SHP eski Genel Başkanı Murat Karayalçın, 1 milyon 300 bin üyeye göndermek üzere bir mektup yazdı.
CHP’de değişim tartışmaları sürerken SHP eski Genel Başkanı Murat Karayalçın, 1 milyon 300 bin üyeye göndermek üzere mektup hazırladı. Karayalçın mektubunu ilk olarak CHP Genel Başkanı Kemal Kılıçdaroğlu’yla paylaştı.
“SORUN KİŞİSEL DEĞİL YAPILSALDIR”
Karayalçın, seçim yenilgisi için “Bana göre sorun kişisel değil, yapısaldır. Yani partimizde yeni bir siyasi mimariye ihtiyacımız var” dedi.
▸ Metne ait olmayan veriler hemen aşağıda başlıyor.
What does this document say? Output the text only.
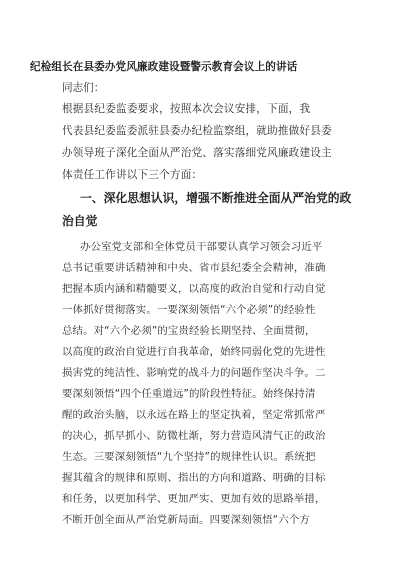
纪检组长在县委办党风廉政建设暨警示教育会议上的讲话
同志们：
根据县纪委监委要求，按照本次会议安排，下面，我
代表县纪委监委派驻县委办纪检监察组，就助推做好县委
办领导班子深化全面从严治党、落实落细党风廉政建设主
体责任工作讲以下三个方面：
一、深化思想认识，增强不断推进全面从严治党的政
治自觉
办公室党支部和全体党员干部要认真学习领会习近平
总书记重要讲话精神和中央、省市县纪委全会精神，准确
把握本质内涵和精髓要义，以高度的政治自觉和行动自觉
一体抓好贯彻落实。一要深刻领悟“六个必须”的经验性
总结。对“六个必须”的宝贵经验长期坚持、全面贯彻，
以高度的政治自觉进行自我革命，始终同弱化党的先进性
损害党的纯洁性、影响党的战斗力的问题作坚决斗争。二
要深刻领悟“四个任重道远”的阶段性特征。始终保持清
醒的政治头脑，以永远在路上的坚定执着，坚定常抓常严
的决心，抓早抓小、防微杜渐，努力营造风清气正的政治
生态。三要深刻领悟“九个坚持”的规律性认识。系统把
握其蕴含的规律和原则、指出的方向和道路、明确的目标
和任务，以更加科学、更加严实、更加有效的思路举措，
不断开创全面从严治党新局面。四要深刻领悟“六个方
Karayalçın, mektubunda “Siyasi olarak tembelleşmemizin ilk örneği bir kurtarıcı beklentisidir. Çok iyi konuşan, çok yoğun çalışan, yumruğunu sık sık masaya vuran birisi gelecek ve bizi iktidara taşıyacak. Buna beyaz atlı prens- prenses beklentisi diyorum. Oysa böyle bir şey yok. Bizi iktidara taşıyacak olan güç, prensler- prensesler değil, örgütümüzdür. Bir başka tembellik örneği de ‘sağdan oy alamıyoruz, bari siyasetçi alalım, onlar da sağ seçmeni getirir’ anlayışıdır. Benim eleştirim bu katılımlara asla değil, bu anlayışla yapılan transferlerdir” ifadelerini kullandı.
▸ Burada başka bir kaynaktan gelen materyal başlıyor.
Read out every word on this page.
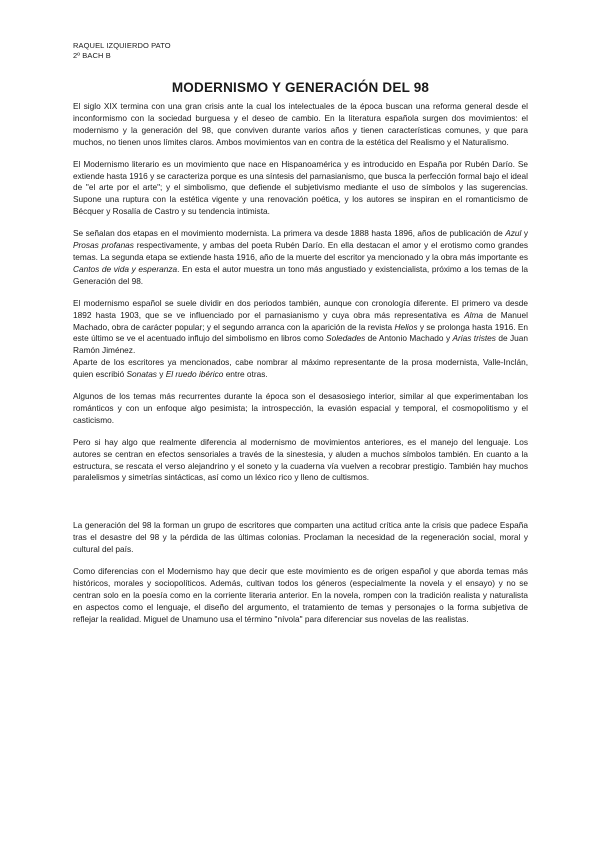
RAQUEL IZQUIERDO PATO
2º BACH B
MODERNISMO Y GENERACIÓN DEL 98

El siglo XIX termina con una gran crisis ante la cual los intelectuales de la época buscan una reforma general desde el inconformismo con la sociedad burguesa y el deseo de cambio. En la literatura española surgen dos movimientos: el modernismo y la generación del 98, que conviven durante varios años y tienen características comunes, y que para muchos, no tienen unos límites claros. Ambos movimientos van en contra de la estética del Realismo y el Naturalismo.

El Modernismo literario es un movimiento que nace en Hispanoamérica y es introducido en España por Rubén Darío. Se extiende hasta 1916 y se caracteriza porque es una síntesis del parnasianismo, que busca la perfección formal bajo el ideal de "el arte por el arte"; y el simbolismo, que defiende el subjetivismo mediante el uso de símbolos y las sugerencias. Supone una ruptura con la estética vigente y una renovación poética, y los autores se inspiran en el romanticismo de Bécquer y Rosalía de Castro y su tendencia intimista.

Se señalan dos etapas en el movimiento modernista. La primera va desde 1888 hasta 1896, años de publicación de Azul y Prosas profanas respectivamente, y ambas del poeta Rubén Darío. En ella destacan el amor y el erotismo como grandes temas. La segunda etapa se extiende hasta 1916, año de la muerte del escritor ya mencionado y la obra más importante es Cantos de vida y esperanza. En esta el autor muestra un tono más angustiado y existencialista, próximo a los temas de la Generación del 98.

El modernismo español se suele dividir en dos periodos también, aunque con cronología diferente. El primero va desde 1892 hasta 1903, que se ve influenciado por el parnasianismo y cuya obra más representativa es Alma de Manuel Machado, obra de carácter popular; y el segundo arranca con la aparición de la revista Helios y se prolonga hasta 1916. En este último se ve el acentuado influjo del simbolismo en libros como Soledades de Antonio Machado y Arias tristes de Juan Ramón Jiménez.

Aparte de los escritores ya mencionados, cabe nombrar al máximo representante de la prosa modernista, Valle-Inclán, quien escribió Sonatas y El ruedo ibérico entre otras.

Algunos de los temas más recurrentes durante la época son el desasosiego interior, similar al que experimentaban los románticos y con un enfoque algo pesimista; la introspección, la evasión espacial y temporal, el cosmopolitismo y el casticismo.

Pero si hay algo que realmente diferencia al modernismo de movimientos anteriores, es el manejo del lenguaje. Los autores se centran en efectos sensoriales a través de la sinestesia, y aluden a muchos símbolos también. En cuanto a la estructura, se rescata el verso alejandrino y el soneto y la cuaderna vía vuelven a recobrar prestigio. También hay muchos paralelismos y simetrías sintácticas, así como un léxico rico y lleno de cultismos.

La generación del 98 la forman un grupo de escritores que comparten una actitud crítica ante la crisis que padece España tras el desastre del 98 y la pérdida de las últimas colonias. Proclaman la necesidad de la regeneración social, moral y cultural del país.

Como diferencias con el Modernismo hay que decir que este movimiento es de origen español y que aborda temas más históricos, morales y sociopolíticos. Además, cultivan todos los géneros (especialmente la novela y el ensayo) y no se centran solo en la poesía como en la corriente literaria anterior. En la novela, rompen con la tradición realista y naturalista en aspectos como el lenguaje, el diseño del argumento, el tratamiento de temas y personajes o la forma subjetiva de reflejar la realidad. Miguel de Unamuno usa el término "nívola" para diferenciar sus novelas de las realistas.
Karayalçın’ın önerileri arasında yerelde güçlü nitelikli bir örgüt yapısı ve ona dayalı bir ön seçim ile genel merkez ve yerel örgütler arasında, parti oligarşisini önleyen, parti kapasitesini artıran yeni bir yetki paylaşım modeli var.
“ÖRGÜTÜMÜZ KAPASİTESİNİN ALTINDA ÇALIŞMAK DURUMUNDA KALMAKTADIR”
Karayalçın, “Örgütlere genel merkezden belirlenen adayların gönderilmesi, partililerin motivasyonlarını azaltmakta, kırgınlıklara da yol açmaktadır. Sayın genel başkanın, 2023 mayıs seçimlerinde yaklaşık dört bin parti evladının sıralanması için görevlendirilen komite üyelerinin, listelere yakınlarını yazdıklarını söylemesi, bu konuda yaşananların ne denli vahim olduğunu ortaya koymaktadır. Örgütlerimiz yalnızca örgütün olağan işleri diye adlandırabileceğimiz ‘broşür- afiş- pankart’ işleri ile seçim işleri ile sandık güvenliği işleri ile sınırlı bir hizmet üretmektedir. Bu nedenle örgütümüz kapasitesinin altında çalışmak durumunda kalmaktadır. Bu durum CHP’de ‘oligarşik’ bir yönetimin ortaya çıkmasına neden olmaktadır. ” diye de ekledi.
“ÖNEMLİ OLAN ALTIN ÜÇGENİN İÇİNDE YER ALMAKTADIR”
Karayalçın, “Önemli olan altın üçgenin içinde yer almaktır. Hiçbirimiz ‘sağ ile sol arasında pek bir fark kalmadı” diyemeyiz ifadelerini de kullandı.